As with all things, the health of the lynx population was inextricably linked to that of the hare.  As the numbers of one rose and fell, so did the other.  Kind of like the fishery.  Some twenty years ago, however, when I was but a wee lad, a virulent fever of myxomatosis swept through the ranks of the snowshoe hares, leaving their numbers so low that the provincial biologists feared that their recovery would take years, if they recovered at all.

Of course, as the hares sickened and died in mid-wuffle, the lynxes started finding food scarcer and scarcer.  They too started dying, not of sickness, but starvation.  The population fell and fell and not the best efforts of conservationists province-wide could break the downward plunge.

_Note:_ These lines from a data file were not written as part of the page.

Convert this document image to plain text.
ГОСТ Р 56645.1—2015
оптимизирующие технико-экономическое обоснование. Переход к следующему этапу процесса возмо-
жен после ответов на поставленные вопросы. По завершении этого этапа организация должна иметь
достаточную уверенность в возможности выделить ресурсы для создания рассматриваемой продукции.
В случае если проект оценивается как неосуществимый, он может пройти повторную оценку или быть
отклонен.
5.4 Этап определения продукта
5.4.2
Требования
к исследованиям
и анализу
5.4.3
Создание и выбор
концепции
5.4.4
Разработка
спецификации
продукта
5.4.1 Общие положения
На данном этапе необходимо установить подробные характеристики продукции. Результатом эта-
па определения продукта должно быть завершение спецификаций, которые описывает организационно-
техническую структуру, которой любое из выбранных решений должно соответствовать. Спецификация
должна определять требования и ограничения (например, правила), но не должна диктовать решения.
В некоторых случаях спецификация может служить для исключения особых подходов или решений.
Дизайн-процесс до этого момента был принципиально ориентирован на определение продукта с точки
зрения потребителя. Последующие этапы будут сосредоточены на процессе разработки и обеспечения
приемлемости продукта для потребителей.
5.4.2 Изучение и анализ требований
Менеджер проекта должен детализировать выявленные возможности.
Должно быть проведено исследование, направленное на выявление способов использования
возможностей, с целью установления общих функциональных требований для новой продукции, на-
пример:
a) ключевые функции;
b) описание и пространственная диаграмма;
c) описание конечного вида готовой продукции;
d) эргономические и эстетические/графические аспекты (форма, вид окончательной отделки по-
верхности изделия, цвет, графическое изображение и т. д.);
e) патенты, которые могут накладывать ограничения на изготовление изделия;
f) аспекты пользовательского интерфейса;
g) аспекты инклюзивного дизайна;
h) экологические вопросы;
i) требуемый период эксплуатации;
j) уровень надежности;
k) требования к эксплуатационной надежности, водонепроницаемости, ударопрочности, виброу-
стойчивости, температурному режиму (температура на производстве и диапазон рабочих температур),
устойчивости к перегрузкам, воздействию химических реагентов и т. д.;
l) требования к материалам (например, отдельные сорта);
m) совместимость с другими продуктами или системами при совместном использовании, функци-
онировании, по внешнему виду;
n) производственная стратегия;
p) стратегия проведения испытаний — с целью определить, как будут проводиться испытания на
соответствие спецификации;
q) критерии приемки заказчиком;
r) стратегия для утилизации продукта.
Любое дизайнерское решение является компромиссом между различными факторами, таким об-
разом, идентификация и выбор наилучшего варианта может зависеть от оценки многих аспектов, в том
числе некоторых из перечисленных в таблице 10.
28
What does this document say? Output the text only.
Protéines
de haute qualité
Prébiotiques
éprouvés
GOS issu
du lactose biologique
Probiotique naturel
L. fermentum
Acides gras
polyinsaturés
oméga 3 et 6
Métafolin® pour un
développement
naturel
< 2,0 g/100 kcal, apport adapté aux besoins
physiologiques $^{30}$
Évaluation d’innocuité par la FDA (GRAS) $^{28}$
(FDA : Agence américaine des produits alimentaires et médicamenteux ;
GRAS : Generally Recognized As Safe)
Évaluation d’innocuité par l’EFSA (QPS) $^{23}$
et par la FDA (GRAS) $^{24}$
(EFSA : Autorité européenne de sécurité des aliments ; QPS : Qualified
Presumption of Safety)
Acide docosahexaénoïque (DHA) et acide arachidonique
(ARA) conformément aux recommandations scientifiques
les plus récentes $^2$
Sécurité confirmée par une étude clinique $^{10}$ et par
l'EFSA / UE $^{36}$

At last, the Southern Shore lynxes were down to two females and one male.  Notoriously shy, like all their kind, they eluded capture, until, at last, weakened by chronic malnutrition and the endless, fruitless quest for sustenance, the male died.

Bereft of their Y-chromosome provider, it mattered not that hare population rebounded and the two remaining females lived out long and happy lives in a wilderness booming with game.  The future Newfoundland subspecies of Canadian lynx died with that male. . . . . . .

Thus proving the old adage that a strain is only as strong as its weakest lynx.

(Actually, the Newfoundland lynx is doing just fine, thanks for asking.)